INGREDIENTS:
- 250 g spaghetti of your choice - I used quinoa spaghetti
- 400 g lean minced beef
- 150 g chicken liver, finely diced
- 2 large brown onions, finely diced
- 1 can of diced tomatoes- 400g
- 1 garlic clove
- 2 tablespoon oregano fresh or dried- optional
- 1 tablespoon marjoram fresh or dried - optional
- 1/4 cup red wine
- Olive oil
- Salt, pepper
- Peel the onion and garlic clove and finely diced with a sharp knife.
- In a large saucepan, under medium heat warm olive oil.
- Add the garlic an onion, reduce to low heat and cook for 2-5 minutes until golden and fragrant. Stir constantly with a wooden spoon to avoid them to burn.

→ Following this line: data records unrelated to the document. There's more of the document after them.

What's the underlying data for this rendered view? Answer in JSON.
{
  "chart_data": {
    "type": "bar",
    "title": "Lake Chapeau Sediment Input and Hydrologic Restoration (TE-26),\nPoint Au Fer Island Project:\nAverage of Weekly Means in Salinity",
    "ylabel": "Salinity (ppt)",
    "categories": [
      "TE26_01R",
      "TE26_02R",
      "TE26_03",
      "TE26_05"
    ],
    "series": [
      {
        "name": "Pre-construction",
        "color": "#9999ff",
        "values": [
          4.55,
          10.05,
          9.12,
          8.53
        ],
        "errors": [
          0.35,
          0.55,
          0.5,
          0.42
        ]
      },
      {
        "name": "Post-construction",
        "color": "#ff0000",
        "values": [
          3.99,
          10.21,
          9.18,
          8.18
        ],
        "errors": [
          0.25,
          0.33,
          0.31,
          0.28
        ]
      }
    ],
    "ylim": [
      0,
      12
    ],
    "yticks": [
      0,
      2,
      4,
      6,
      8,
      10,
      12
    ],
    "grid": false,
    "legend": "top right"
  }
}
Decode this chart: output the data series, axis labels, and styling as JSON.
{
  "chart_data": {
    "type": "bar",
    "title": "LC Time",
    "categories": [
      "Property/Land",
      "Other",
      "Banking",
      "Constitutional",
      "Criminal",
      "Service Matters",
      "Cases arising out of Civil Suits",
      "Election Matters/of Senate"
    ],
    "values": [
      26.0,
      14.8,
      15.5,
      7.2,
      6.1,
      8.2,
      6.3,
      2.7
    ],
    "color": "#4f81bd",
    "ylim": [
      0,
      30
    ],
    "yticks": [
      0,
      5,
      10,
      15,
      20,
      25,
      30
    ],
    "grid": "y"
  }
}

- In a bowl, mix the minced beef with the finely diced chicken liver. Add the dried herbs if you like. I did not this time as my little girl do not enjoy them so much.
- Shape meatballs with your hands to blend the meat together and forms meatballs of different sizes.
- Add the meatballs into the saucepan and fry the meat for 2-3 minutes on all sides.
- Add the red wine to de glaze and stir in the can of diced tomatoes,
- Cover and simmer 20/30 minutes or until the liquid slightly thicken and reduce.
- Adjust with salt and pepper regarding taste.
- Meanwhile cook the spaghetti regarding your packing instruction.
- Use hot boiling water with a pinch of salt and a tablespoon of olive oil to avoid them to stick. When cooked wash them under cold tap water. Drain well and transfer into the saucepan with the tomato meatballs sauce.
- Cook for 10 minutes until the pasta or hot and flavoured by the sauce.
- Serve topped with fresh herbs or grated parmesan cheese.
- This recipe serve 4 people and can be stored in the fridge for 5 days.
- You can also frozen the spaghetti and meatballs in an airtight container.
- Defrost the day before eating and rewarm in the microwave.